Der Meermann
Erscheinung des thailändischen Originals: Oktober 2013
Übersetzung aus dem Thailändischen: Burkhard Risse
Erstentwurf: 12.02.2018 / Zweitentwurf: 18.02.2018
Ich habe ihn nur einmal ganz kurz wiedergesehen, als ich auf die Mittelschule ging. Überrascht saß ich dem alten Tamot schon recht lange gegenüber. Ich hatte gehofft, er würde mich schneller erkennen, doch er reagierte nicht. Ich gab ihm noch weitere Signale, in der Hoffnung, er würde mich dann erkennen. Erst saß er nur still da und musterte mich von oben bis unten, dann lächelte er schüchtern und dann, endlich lachte er los.
Ich erinnere mich noch an seine breiten Schwimmerschultern. Er war zwar nicht sehr groß, doch seine Muskulatur war sehr ansehnlich und wohl proportioniert. Die Haut war braungebrannt und glänzte, als wäre sie ständig eingeölt. Er hatte ein außergewöhnliches Gesicht – die Ohrmuscheln waren mit dem Ohransatz verwachsen. Schaute man nur flüchtig hin, sah es so aus, als hätte er gar keine Ohrmuscheln.

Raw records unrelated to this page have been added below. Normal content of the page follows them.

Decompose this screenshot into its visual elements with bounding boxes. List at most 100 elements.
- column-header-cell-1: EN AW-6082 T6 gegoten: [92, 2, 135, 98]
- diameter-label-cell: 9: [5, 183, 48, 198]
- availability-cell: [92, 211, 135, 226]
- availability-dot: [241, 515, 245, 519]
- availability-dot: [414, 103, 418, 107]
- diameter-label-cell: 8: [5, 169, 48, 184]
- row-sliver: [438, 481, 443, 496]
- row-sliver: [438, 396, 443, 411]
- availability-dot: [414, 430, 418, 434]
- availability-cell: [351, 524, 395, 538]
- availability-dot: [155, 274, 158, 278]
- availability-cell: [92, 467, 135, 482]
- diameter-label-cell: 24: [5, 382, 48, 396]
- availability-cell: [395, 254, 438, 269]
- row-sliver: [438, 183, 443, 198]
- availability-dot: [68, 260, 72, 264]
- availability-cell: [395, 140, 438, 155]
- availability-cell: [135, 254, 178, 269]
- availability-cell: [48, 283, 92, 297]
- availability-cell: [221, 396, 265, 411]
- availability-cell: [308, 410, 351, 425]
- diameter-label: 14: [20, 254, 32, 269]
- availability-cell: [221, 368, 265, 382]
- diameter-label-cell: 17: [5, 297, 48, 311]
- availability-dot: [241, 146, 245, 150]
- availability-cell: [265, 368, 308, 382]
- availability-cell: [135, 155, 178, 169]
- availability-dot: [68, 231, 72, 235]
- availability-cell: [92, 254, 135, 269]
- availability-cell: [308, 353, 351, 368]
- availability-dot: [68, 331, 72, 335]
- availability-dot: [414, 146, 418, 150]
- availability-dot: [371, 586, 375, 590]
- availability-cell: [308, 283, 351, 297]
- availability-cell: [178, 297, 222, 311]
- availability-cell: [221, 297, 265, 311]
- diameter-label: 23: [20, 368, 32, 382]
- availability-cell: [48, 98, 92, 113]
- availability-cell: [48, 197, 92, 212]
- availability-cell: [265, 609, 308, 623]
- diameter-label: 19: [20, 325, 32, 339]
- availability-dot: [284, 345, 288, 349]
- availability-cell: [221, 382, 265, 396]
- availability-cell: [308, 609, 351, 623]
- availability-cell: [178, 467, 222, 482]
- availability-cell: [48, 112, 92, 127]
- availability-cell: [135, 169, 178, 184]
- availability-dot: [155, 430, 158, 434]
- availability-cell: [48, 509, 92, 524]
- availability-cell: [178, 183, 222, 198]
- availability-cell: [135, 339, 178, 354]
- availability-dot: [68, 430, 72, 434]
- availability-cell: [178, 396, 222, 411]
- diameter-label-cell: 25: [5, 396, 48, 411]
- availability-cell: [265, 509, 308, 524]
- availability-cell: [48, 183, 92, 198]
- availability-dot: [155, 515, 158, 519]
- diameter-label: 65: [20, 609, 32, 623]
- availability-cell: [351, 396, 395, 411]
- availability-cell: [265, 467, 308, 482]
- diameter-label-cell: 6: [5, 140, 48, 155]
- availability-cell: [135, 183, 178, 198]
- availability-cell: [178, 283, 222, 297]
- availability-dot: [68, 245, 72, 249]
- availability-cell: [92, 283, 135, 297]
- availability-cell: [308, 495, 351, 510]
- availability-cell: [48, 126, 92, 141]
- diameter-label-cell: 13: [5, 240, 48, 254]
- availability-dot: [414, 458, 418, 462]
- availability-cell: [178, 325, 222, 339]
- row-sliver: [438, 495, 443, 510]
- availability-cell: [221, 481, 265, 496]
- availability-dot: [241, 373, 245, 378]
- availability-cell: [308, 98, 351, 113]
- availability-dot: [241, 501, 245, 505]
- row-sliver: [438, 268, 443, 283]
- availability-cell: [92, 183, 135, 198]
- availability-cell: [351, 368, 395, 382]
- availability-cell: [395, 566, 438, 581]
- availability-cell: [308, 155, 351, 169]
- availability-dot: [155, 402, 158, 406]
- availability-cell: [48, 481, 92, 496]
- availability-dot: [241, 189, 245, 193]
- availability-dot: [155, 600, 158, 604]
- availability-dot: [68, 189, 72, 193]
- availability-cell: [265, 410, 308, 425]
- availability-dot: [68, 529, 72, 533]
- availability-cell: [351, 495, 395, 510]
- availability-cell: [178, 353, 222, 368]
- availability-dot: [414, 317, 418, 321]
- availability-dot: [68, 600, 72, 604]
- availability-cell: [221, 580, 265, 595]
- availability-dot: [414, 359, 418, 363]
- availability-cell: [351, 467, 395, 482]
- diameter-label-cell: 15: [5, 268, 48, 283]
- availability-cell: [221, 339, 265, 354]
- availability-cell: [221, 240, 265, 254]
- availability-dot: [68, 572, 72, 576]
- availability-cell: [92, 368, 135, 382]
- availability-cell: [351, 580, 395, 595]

Als Kind hatte ich wirklich geglaubt, der alte Tamot sei gar kein Mensch, denn er schätzte die Gesellschaft von Menschen überhaupt nicht. Die Kinder hatten alle Angst vor ihm. Ich eigentlich auch – da aber der Garten hinter unserem Haus an seine Hütte grenzte und meine Freunde etwas über den unheimlichen Alten erfahren wollten, versprachen sie mir Süßigkeiten. So wurde ich Teil ihrer Verschwörung und bekam die Aufgabe, alles auszukundschaften.
An jenem Tag regnete es stark, also schnitt ich ein Bananenblatt als Regenschutz vom Baum. Mit dem Bananenblatt in der einen Hand und Jambolanapflaumen in der anderen Hand streifte ich am Zaun entlang. Ich schlich auf das Grundstück des alten Tamot, suchte mir einen guten Spähposten bei den Galgantsträuchern, aß die Pflaumen und hielt Ausschau. Das Rauschen des strömenden Regens im Bananenwald verband sich mit dem Prasseln der Tropfen auf der Erde zu einer einschläfernden Melodie. Da tauchte der alte Tamot ganz plötzlich aus den Galgantsträuchern auf. Ich erschrak fürchterlich und sprang aus meinem Versteck hervor, um davonzulaufen. Er hielt mich aber fest und hing mir ein paar Bananenblattbündel an einem Band über die Schulter. Dann rannte ich in Panik davon. Zu Hause angekommen sah ich erst, dass in den Bananenblättern frischer Fischlaich eingewickelt war. Am Abend machte meine Mutter uns köstlichen gedämpften Fischlaich mit Currypaste im Bananenblatt und dazu gab es ganze Chilischoten.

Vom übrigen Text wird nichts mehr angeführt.